If the November 2 date goes ahead, retailers will be set to open for the Christmas season, which unofficially kicks off on Cup Day. Being able to prepare for the season, which is far and away the most important sales period for retailers, is an "enormous relief", according to Australian Retailers Association chief Paul Zahra.

"We're grateful to have a date, and I think Christmas will still be on, but just by the skin of its teeth," he said.

The industry body is now urgently calling on the government to provide clarity on what safety protocols retailers will be required to meet when it comes to reopening, saying requirements such as scanning QR codes on entry may be difficult to meet for larger retailers such as Myer.

But despite Mr Zahra's positivity, the former David Jones chief was not confident in the state government holding the line on the mooted reopening date, noting the year had been one of many "delays and disappointments".

"However, in saying that, we've got to remain positive and trusting," he said. "But if that trust is dashed for the second time, then once bitten, twice shy."

CBD outlook still poor

While a November reopening would give small retailers plenty of time to benefit from the Christmas rush, it will be of little help to retailers located in and around the Melbourne CBD.

Stores such as upmarket fashion retailer Harrolds are expecting to see a small percentage of the customers they usually would over the festive season.

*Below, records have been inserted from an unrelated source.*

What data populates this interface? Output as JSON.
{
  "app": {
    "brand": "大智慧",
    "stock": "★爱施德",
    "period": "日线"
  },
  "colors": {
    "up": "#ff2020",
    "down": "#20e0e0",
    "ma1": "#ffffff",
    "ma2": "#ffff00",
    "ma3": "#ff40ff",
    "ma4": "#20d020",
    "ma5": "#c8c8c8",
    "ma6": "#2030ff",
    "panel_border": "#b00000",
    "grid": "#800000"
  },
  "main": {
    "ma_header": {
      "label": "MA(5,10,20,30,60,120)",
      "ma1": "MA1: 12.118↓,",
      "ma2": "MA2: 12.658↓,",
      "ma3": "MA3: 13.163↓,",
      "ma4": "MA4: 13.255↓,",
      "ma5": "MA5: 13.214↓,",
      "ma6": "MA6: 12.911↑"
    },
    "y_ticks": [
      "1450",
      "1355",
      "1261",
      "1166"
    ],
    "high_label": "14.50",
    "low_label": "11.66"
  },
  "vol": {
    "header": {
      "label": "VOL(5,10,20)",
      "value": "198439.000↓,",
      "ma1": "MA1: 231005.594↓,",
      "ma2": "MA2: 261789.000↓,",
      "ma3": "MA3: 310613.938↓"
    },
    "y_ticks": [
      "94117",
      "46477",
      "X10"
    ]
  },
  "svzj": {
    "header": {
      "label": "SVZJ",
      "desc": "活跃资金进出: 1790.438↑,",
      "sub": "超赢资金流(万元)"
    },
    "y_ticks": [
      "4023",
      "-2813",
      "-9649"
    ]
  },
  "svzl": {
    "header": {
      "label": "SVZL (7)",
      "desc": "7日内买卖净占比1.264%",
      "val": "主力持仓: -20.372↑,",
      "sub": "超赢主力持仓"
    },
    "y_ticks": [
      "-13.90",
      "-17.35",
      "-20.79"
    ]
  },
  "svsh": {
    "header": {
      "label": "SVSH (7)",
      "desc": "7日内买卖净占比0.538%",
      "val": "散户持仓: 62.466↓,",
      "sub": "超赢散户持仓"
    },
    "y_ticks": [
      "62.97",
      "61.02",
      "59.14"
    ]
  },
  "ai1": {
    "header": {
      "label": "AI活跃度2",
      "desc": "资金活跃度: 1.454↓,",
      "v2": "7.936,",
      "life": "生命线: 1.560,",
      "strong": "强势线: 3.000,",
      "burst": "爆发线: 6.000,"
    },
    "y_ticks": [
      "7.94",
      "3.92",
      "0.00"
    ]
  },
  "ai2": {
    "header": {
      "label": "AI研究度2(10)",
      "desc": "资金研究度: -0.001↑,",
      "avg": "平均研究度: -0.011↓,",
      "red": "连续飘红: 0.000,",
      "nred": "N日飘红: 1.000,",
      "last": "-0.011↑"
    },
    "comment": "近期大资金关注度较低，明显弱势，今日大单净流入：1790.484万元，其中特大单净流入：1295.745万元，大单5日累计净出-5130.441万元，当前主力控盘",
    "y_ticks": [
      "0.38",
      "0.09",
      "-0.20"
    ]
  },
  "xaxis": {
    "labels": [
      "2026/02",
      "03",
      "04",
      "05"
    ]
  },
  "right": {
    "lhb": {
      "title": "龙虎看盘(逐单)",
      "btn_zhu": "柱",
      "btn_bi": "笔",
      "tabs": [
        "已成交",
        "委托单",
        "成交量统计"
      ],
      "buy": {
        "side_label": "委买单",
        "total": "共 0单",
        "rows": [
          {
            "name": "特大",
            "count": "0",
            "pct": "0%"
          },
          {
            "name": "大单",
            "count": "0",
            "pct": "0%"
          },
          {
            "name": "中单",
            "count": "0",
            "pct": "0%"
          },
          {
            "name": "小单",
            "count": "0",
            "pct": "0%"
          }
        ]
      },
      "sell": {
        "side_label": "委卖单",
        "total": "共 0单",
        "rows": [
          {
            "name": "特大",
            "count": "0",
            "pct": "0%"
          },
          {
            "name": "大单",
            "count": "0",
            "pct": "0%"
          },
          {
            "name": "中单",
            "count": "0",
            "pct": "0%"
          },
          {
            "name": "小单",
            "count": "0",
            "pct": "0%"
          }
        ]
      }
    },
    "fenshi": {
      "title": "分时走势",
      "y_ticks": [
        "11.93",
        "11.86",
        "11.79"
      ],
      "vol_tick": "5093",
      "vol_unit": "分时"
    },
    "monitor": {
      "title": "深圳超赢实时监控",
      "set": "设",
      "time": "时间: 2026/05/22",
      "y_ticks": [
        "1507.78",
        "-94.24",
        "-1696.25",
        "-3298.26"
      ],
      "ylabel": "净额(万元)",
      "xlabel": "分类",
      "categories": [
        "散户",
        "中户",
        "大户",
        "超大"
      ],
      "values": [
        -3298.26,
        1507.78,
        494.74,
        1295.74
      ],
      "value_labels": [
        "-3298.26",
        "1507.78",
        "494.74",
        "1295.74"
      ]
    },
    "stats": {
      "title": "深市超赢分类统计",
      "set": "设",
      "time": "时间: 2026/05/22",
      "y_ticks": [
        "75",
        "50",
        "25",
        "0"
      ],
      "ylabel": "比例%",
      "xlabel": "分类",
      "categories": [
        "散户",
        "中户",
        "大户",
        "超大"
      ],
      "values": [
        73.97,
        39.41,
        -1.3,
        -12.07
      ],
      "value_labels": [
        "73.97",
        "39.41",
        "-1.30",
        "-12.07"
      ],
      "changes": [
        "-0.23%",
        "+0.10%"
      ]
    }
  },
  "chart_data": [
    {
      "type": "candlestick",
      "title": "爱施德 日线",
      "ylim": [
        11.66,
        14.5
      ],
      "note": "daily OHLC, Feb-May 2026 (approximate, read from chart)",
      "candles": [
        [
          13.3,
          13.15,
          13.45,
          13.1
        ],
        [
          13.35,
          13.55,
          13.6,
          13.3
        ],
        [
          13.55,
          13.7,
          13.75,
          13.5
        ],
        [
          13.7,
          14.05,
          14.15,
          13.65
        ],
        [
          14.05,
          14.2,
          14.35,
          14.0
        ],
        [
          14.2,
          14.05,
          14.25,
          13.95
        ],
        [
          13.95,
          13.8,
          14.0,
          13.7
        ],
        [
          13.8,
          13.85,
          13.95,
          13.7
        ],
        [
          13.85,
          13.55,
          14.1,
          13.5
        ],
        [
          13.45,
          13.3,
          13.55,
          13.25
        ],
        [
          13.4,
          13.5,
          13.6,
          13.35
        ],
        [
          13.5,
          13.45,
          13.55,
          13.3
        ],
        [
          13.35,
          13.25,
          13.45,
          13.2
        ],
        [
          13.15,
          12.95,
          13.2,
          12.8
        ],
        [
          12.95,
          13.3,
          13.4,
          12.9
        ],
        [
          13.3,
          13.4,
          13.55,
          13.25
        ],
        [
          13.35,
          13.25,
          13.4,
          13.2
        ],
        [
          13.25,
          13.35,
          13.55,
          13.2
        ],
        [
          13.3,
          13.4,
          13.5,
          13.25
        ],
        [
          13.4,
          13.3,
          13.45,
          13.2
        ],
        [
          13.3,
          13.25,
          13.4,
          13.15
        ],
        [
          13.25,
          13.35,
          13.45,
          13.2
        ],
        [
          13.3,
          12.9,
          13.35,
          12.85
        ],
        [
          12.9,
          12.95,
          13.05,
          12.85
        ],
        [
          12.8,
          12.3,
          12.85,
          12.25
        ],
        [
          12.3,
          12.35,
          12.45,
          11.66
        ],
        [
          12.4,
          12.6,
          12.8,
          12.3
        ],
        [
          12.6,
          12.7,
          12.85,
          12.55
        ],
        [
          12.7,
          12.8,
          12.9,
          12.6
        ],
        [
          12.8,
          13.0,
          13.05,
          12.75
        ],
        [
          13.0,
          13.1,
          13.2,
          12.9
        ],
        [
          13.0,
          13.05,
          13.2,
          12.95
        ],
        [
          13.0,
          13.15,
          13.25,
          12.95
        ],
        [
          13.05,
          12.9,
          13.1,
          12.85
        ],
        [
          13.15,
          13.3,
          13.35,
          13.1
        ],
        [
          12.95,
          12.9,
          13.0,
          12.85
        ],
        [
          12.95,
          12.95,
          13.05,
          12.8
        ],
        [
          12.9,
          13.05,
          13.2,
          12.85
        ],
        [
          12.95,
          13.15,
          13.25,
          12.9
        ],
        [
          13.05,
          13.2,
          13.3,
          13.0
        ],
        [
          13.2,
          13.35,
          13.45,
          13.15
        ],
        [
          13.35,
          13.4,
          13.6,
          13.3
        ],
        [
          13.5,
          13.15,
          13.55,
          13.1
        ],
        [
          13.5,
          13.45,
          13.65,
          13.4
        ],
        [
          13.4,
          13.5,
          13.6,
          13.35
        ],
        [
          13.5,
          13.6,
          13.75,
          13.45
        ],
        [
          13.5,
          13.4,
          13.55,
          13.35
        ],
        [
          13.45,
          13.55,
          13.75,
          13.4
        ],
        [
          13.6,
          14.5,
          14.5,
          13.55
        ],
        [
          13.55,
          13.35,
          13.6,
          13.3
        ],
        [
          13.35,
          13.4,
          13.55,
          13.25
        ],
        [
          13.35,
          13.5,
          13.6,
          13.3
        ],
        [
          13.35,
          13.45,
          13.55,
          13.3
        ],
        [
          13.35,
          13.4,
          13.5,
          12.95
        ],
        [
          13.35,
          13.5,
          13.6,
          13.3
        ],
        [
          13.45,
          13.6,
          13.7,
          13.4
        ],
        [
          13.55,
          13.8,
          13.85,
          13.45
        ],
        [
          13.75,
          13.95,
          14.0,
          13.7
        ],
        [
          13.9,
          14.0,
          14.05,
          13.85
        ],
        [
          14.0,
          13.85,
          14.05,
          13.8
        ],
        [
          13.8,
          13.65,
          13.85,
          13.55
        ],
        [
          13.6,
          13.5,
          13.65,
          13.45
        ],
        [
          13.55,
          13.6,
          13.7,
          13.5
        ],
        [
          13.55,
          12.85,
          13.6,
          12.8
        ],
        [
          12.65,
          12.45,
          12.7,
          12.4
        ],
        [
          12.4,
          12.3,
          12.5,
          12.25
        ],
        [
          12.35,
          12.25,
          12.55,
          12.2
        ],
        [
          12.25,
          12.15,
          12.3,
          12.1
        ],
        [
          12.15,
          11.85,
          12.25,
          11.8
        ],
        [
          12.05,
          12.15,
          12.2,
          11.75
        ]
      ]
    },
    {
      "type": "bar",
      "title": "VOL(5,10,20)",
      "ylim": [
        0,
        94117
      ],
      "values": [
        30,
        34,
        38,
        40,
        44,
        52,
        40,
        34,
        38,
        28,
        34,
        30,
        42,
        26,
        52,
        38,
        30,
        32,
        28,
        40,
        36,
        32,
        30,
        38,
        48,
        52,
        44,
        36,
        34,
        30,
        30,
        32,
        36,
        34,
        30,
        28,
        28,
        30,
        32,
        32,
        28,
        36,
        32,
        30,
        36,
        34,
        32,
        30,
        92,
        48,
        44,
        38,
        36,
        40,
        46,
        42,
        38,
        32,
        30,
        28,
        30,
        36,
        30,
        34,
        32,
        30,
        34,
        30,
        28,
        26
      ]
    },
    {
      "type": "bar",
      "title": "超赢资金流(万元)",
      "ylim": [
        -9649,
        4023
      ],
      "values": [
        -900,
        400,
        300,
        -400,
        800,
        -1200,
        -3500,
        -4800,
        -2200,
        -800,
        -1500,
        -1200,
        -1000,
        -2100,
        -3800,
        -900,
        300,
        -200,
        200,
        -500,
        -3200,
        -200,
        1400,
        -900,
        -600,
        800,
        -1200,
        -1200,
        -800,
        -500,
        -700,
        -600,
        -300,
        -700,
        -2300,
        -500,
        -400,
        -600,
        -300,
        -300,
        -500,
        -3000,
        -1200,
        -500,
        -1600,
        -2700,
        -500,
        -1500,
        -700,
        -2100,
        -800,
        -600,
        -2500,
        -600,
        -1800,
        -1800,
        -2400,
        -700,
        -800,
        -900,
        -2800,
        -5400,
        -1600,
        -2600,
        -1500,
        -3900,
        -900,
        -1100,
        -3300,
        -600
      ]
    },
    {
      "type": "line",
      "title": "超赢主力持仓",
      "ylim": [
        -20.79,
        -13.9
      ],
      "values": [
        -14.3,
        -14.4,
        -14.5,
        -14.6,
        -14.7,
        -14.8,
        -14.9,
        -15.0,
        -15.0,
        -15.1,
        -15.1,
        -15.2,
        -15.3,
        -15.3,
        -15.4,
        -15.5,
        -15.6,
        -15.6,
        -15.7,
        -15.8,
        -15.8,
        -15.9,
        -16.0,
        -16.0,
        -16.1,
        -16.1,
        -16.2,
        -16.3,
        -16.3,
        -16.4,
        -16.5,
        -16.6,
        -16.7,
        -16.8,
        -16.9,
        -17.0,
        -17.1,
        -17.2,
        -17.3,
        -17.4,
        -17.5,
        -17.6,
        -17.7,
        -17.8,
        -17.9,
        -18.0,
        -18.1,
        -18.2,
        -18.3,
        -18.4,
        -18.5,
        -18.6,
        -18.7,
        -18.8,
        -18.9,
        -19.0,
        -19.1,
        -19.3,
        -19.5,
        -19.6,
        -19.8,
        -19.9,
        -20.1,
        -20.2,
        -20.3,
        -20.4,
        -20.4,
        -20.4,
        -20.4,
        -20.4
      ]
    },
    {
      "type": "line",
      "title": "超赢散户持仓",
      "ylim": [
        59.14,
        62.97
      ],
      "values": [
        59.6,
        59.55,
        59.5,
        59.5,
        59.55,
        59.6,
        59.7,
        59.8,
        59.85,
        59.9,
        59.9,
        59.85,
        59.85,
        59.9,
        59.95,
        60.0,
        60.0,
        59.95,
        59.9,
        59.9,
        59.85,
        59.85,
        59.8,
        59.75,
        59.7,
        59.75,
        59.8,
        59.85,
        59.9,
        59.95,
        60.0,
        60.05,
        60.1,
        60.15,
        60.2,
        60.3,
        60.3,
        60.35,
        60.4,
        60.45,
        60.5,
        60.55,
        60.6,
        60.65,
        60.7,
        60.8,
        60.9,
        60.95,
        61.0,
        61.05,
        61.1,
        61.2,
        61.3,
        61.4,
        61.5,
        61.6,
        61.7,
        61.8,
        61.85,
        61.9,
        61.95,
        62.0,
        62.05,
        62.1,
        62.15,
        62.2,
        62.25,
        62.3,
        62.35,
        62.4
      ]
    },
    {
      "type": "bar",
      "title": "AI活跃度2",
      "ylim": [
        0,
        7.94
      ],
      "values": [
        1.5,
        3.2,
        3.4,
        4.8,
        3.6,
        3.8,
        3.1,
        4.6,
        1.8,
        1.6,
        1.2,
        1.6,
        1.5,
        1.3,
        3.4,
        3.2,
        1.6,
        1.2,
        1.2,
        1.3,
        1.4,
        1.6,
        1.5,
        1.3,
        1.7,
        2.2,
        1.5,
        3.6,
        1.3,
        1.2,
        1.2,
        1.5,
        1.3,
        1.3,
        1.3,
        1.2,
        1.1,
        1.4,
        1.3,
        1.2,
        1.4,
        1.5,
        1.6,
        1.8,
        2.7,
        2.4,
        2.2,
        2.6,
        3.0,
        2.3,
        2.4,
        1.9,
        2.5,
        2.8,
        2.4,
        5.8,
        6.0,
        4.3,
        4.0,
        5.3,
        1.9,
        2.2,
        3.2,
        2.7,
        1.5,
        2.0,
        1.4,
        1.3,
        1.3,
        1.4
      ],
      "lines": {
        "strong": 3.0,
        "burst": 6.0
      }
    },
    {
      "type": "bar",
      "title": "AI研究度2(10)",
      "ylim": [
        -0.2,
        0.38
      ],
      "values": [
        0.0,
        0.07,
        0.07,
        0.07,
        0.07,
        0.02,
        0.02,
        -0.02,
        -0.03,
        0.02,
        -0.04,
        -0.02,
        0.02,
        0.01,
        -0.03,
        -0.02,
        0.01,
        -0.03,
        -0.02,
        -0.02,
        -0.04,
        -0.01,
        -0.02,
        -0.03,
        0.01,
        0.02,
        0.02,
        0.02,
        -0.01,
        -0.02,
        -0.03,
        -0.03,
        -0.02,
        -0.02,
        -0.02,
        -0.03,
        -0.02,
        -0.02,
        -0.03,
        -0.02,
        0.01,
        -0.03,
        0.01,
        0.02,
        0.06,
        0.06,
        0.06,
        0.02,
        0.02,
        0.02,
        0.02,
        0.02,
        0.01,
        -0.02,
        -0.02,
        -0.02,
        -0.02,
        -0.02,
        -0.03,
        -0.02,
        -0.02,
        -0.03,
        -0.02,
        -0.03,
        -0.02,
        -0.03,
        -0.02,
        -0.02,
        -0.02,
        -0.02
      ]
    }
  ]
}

Managing director and Melbourne City Council candidate Mary Poulakis said CBD retailers would be "decimated" until workers were able to head back into the office.

"[Daniel Andrews] could say open tomorrow, but it would make no difference," she said. "Everyone will be jumping up and down and champing at the bit to make the tills ring, but until he says 'go back to work', the CBD is decimated."

Ms Poulakis said the November 2 reopening date was sooner than she had expected and was looking forward to "getting open and staying open" after two more weeks of "purgatory".

But once stores reopen, a flurry of consumers racing back into shops could put a strain on the sector, warns Bunnings boss Mr Schneider.

"We do still have genuine concerns for both our team members and the community that the re-opening of retail on a single day will see large numbers due to built-up demand," he said.

"Particularly in the lead up to Christmas, we believe this will significantly increase anxiety and risk for customers and retail employees."

Mr Brown said he expected there would be a rush of customers once stores reopened, especially those looking to return online orders received during lockdown, however, he welcomed from a sales perspective.